A funny thing happened the other day. I FINALLY booked a massage after being long overdue. I hadn’t seen my masseuse in a long time so naturally, she asked me how things were going. Well, honestly, I said, it’s pretty terrible. Oh yeah, she said, people say motherhood is hard. I said yes, people tell you it’s hard, but they don’t tell you it’s THIS hard. I said it’s isolating, lonely, monotonous, depressing, anxiety ridden and non stop. It’s 24/7 with no breaks. Ever. You’ll be more exhausted than you ever thought possible and yet you have to somehow garner the energy to do it all over again. Every day. Over and over and over and over again FORRREVVVVEEERRRRRR. After my 10 minute rant about how terrible motherhood was she quietly said sooooo… I’m pregnant.

The truth is, even if I had known she was pregnant from the beginning, it wouldn’t have changed the narrative. MOTHERHOOD IS FREAKING HARD MAN! So much harder than I ever could have imagined. Now don’t get me wrong, I love my son more than anything, but I don’t love being a mother. And honestly, that’s ok. I kind of knew motherhood wasn’t for me. I spent 37 years of my life doing whatever I wanted, whenever I wanted so to say this has been an adjustment is a huge understatement. But that’s exactly what I’m doing. I’m adjusting. Trying to take it one day at a time and not get consumed by it all.

I wanted to write this blog post not to come off ungrateful for my son or to complain about how awful motherhood is. But to normalize my feelings and the feelings of other mothers because I know I’m not alone. You can love your kids and not love everything motherhood entails. It truly is the hardest most ungrateful job ever and to all the moms that have come before me, including my own. I’M SORRY! I had no idea…

Thank-you to Andrea Ormiston for capturing these beautiful photos! Check out her Instagram —> Andrea Ormiston

17 thoughts on “The truth about motherhood…”

  1. ❤️❤️❤️❤️ I love you and you are doing an amazing job adjusting.

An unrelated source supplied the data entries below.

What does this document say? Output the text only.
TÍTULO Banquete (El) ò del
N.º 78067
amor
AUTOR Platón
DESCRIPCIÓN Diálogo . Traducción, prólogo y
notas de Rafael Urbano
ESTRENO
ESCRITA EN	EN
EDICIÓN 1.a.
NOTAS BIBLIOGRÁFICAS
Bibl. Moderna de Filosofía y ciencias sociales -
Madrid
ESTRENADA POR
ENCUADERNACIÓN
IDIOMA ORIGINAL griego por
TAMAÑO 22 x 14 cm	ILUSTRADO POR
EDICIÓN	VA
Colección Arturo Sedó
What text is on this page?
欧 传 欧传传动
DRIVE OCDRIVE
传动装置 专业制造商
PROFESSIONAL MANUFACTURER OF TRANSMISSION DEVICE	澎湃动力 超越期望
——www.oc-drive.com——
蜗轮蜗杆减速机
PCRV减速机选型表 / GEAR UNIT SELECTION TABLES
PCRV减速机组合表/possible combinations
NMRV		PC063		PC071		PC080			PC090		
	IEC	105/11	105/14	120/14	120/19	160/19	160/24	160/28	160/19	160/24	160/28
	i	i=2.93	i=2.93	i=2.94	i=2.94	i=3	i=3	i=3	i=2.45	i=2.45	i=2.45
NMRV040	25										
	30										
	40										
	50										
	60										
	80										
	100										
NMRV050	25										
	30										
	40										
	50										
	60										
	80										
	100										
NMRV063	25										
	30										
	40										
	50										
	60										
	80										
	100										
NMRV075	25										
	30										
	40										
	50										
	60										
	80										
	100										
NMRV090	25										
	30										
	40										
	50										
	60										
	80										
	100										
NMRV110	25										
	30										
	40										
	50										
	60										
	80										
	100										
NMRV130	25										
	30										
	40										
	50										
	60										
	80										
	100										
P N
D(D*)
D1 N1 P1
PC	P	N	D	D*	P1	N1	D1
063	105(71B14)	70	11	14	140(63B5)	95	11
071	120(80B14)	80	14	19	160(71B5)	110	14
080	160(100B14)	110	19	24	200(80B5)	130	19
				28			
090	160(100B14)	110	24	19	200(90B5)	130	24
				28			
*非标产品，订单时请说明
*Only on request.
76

It isn’t easy, but I’m so glad we have each other ❤️

    1. My 2 children are now adult children 28 yrs and 26 yrs and I’m happy to say “We all survived” I became a single mother when my children were 2 yrs and 4 yrs plus I was a young Pediatric Nurse trying to make a good living for them. Your right it was HARD!!! I love the idea of your blog. Back then there wasn’t home internet or alot of home computer, I would have so loved being apart of an online blog about Mother’s and we we go through. The good, bad and the ugly I would do all over again but I would want to know then what I know now for sure and that is not to worry so much about tomorrow because tomorrow will take care of it’s self and to enjoy each day to it’s fullest! God Bless, your doing an awesome job 😊❤

  2. Oooooh the realness! I appreciate your honesty in this. It has so so much to do with why I’ve never wanted to have children, but I know some people who just thrive in motherhood. It’s nice to hear this perspective.

  3. I love your honesty in this, I felt the exact same way with my first child, and I beat myself up for it so bad. How could I feel this way, but I did and still have moments of it. I will tell you it does get better in parts of their lives and you find the parts you really enjoy. Don’t get me wrong it is hard as ever, but you find what you love too. Thank you for sharing and being honest.

    1. Thank you so much for taking the time to comment! It makes me feel so much better that I’m not alone in my feelings!

  4. I love your honesty here! I don’t have children and I always go back and forth whether I’ll ever want them because I can imagine how hard it is!

  5. Honestly, I hate when people sugarcoat their experiences. We need more people to be honest about things like motherhood. It doesn’t mean you’re ungrateful but it is nice to hear about someone’s real experience instead of the picture perfect version we often see online or on our screens. I don’t necessarily want children myself but I still really appreciate reading other women’s stories on the topic.

  6. I don’t think motherhood is for me, so I can see where you are coming from. If I were to ever have a child I would be the best mom, or try to. I don’t think it comes naturally for everyone, but the best we can do is try!